The second step is to prepare a config thus the dataset could be successfully loaded. Assume that we want to use Mask R-CNN with FPN, the config to train the detector on balloon dataset is as below. Assume the config is under directory configs/balloon/
and named as mask-rcnn_r50-caffe_fpn_ms-poly-1x_balloon.py
, the config is as below.
# The new config inherits a base config to highlight the necessary modification
_base_ = '../mask_rcnn/mask-rcnn_r50-caffe_fpn_ms-poly-1x_coco.py'
# We also need to change the num_classes in head to match the dataset's annotation
model = dict(
roi_head=dict(
bbox_head=dict(num_classes=1), mask_head=dict(num_classes=1)))
# Modify dataset related settings
data_root = 'data/balloon/'
metainfo = {
'classes': ('balloon', ),
'palette': [
(220, 20, 60),
]
}
train_dataloader = dict(
batch_size=1,
dataset=dict(
data_root=data_root,
metainfo=metainfo,
ann_file='train/annotation_coco.json',
data_prefix=dict(img='train/')))
val_dataloader = dict(
dataset=dict(
data_root=data_root,
metainfo=metainfo,
ann_file='val/annotation_coco.json',
data_prefix=dict(img='val/')))
test_dataloader = val_dataloader
# Modify metric related settings
val_evaluator = dict(ann_file=data_root + 'val/annotation_coco.json')

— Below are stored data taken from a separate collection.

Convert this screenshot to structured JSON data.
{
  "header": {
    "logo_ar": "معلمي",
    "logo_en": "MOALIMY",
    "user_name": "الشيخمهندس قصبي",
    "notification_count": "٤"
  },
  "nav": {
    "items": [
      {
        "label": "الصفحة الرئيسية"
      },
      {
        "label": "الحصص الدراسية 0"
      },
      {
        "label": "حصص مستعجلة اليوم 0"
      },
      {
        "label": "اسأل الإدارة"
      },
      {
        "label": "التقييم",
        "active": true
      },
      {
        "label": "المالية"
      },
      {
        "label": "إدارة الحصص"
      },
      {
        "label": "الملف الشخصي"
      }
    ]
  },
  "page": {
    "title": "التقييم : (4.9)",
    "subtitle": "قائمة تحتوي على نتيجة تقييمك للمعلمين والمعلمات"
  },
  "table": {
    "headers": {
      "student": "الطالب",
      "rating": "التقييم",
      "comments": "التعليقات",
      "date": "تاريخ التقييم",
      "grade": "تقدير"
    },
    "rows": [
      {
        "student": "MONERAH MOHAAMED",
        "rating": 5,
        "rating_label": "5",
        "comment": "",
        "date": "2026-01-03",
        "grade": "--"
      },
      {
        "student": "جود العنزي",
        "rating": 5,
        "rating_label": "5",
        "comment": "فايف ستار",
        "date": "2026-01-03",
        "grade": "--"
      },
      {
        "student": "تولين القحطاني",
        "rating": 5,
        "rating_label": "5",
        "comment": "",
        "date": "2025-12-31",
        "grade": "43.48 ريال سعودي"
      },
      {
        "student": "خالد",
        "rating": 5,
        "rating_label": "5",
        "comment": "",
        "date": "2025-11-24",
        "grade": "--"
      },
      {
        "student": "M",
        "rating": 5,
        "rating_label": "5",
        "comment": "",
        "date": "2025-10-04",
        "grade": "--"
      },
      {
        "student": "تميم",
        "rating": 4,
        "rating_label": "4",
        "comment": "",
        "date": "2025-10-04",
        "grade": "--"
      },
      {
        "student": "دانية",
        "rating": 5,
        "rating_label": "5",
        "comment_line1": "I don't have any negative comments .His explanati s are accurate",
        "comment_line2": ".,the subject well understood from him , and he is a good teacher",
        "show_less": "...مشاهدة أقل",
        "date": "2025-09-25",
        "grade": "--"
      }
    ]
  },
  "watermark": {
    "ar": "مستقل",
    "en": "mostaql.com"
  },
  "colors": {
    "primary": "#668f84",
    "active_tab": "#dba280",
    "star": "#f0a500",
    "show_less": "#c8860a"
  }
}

test_evaluator = val_evaluator
# We can use the pre-trained Mask RCNN model to obtain higher performance
load_from = 'https://download.openmmlab.com/mmdetection/v2.0/mask_rcnn/mask_rcnn_r50_caffe_fpn_mstrain-poly_3x_coco/mask_rcnn_r50_caffe_fpn_mstrain-poly_3x_coco_bbox_mAP-0.408__segm_mAP-0.37_20200504_163245-42aa3d00.pth'
To train a model with the new config, you can simply run
python tools/train.py configs/balloon/mask-rcnn_r50-caffe_fpn_ms-poly-1x_balloon.py
For more detailed usages, please refer to the training guide.
To test the trained model, you can simply run
python tools/test.py configs/balloon/mask-rcnn_r50-caffe_fpn_ms-poly-1x_balloon.py work_dirs/mask-rcnn_r50-caffe_fpn_ms-poly-1x_balloon/epoch_12.pth
For more detailed usages, please refer to the testing guide.